Figure 1
From: Algorithmic assessment of shoulder function using smartphone video capture and machine learning

Overview of string pulling behavior and video pre-processing. (a) String pulling behavior. Mice pull on a piece of string, held in a reproducible location across trials with a 3D printed string holder, using hand-over-hand motions similar to a sailor pulling cables on a sail ship. (b) Experiment timeline. Mice (n = 12) were pre-trained three times per week for two weeks on the task before a preinjury video recording was completed. Mice were then given a rotator cuff injury via surgical transection of the supraspinatus and infraspinatus tendons along with transection suprascapular nerve. Half the mice received immediate repair of the injured tendons while the other half received no repair.
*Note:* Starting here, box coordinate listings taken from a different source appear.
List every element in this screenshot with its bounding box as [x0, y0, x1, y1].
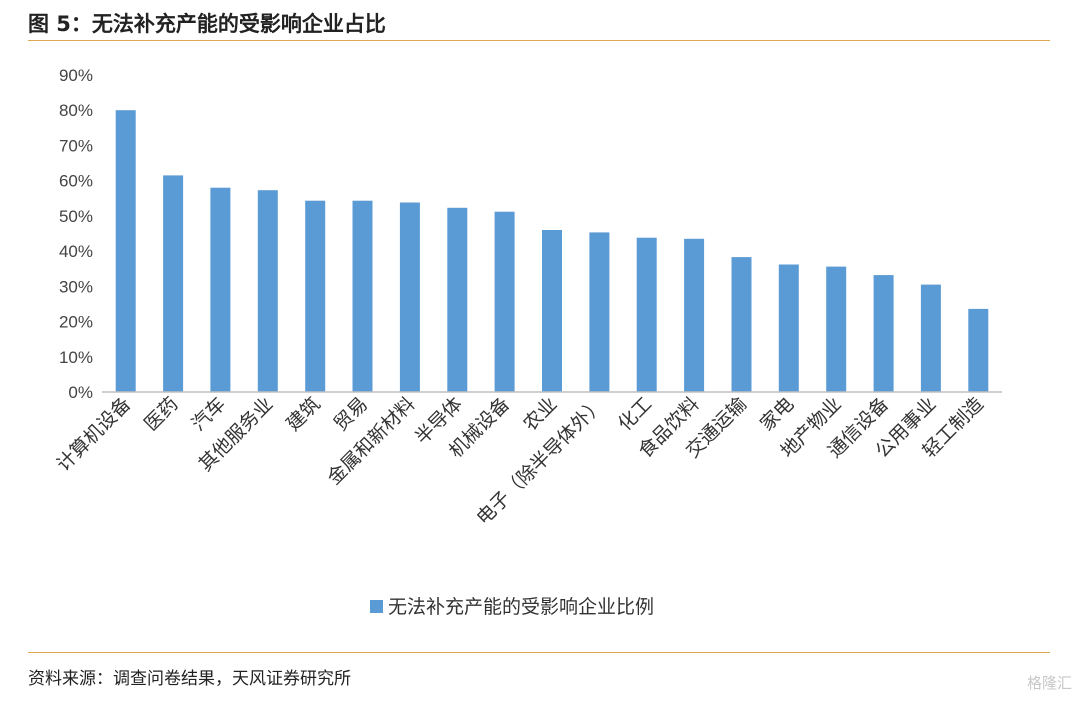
y-tick-label: 10% — [59, 348, 93, 367]
y-tick-label: 20% — [59, 313, 93, 332]
bar — [826, 266, 847, 392]
x-tick-label: 汽车 — [188, 393, 230, 435]
title-divider — [28, 40, 1050, 41]
x-tick-label: 计算机设备 — [52, 393, 135, 476]
bar — [920, 284, 941, 392]
watermark: 格隆汇 — [1026, 674, 1072, 692]
bars — [115, 110, 989, 392]
bar-chart: 0% 10% 20% 30% 40% 50% 60% 70% 80% 90% 计算机设备 医药 汽车其… — [52, 66, 1002, 618]
y-tick-label: 30% — [59, 277, 93, 296]
source-divider — [28, 652, 1050, 653]
bar — [399, 202, 420, 392]
x-tick-label: 贸易 — [330, 393, 372, 435]
y-tick-label: 70% — [59, 136, 93, 155]
bar — [636, 237, 657, 392]
x-tick-label: 家电 — [756, 393, 798, 435]
x-tick-label: 农业 — [519, 393, 561, 435]
x-tick-label: 医药 — [140, 393, 182, 435]
x-tick-label: 金属和新材料 — [323, 393, 419, 489]
bar — [352, 200, 373, 392]
legend: 无法补充产能的受影响企业比例 — [370, 596, 654, 618]
bar — [115, 110, 136, 392]
bar — [873, 275, 894, 392]
y-axis-ticks: 0% 10% 20% 30% 40% 50% 60% 70% 80% 90% — [59, 66, 93, 402]
bar — [731, 257, 752, 392]
bar — [684, 238, 705, 392]
y-tick-label: 40% — [59, 242, 93, 261]
y-tick-label: 0% — [68, 383, 93, 402]
bar — [494, 211, 515, 392]
bar — [163, 175, 184, 392]
bar — [589, 232, 610, 392]
legend-swatch — [370, 600, 383, 613]
bar — [968, 308, 989, 392]
y-tick-label: 90% — [59, 66, 93, 85]
bar — [778, 264, 799, 392]
y-tick-label: 80% — [59, 101, 93, 120]
source-note: 资料来源：调查问卷结果，天风证券研究所 — [28, 669, 351, 689]
bar — [257, 190, 278, 392]
legend-label: 无法补充产能的受影响企业比例 — [388, 596, 654, 618]
bar — [210, 187, 231, 392]
y-tick-label: 50% — [59, 207, 93, 226]
bar — [447, 207, 468, 392]
x-tick-label: 建筑 — [282, 393, 324, 435]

Mice were allowed to recover for one week prior to the commencement of weekly recordings. (c) Top row: schematic showing labeling of video frames using a pretrained ResNet50 deep convolutional neural network. Bottom row, left: Example decay in root mean square error loss across neural network training. Bottom row, right: After two refinement steps, average Euclidean error on a held out test set drops from 40.16 to 9.21 pixels. (d) Kinematic trajectory filtering. Example of worst case scenario jitter in trajectory labels (data shown for right hand in the Y (vertical)-axis). Highpass followed by lowpass Butterworth filtering eliminates low frequency drift and high frequency jitter in trajectory labeling, respectively.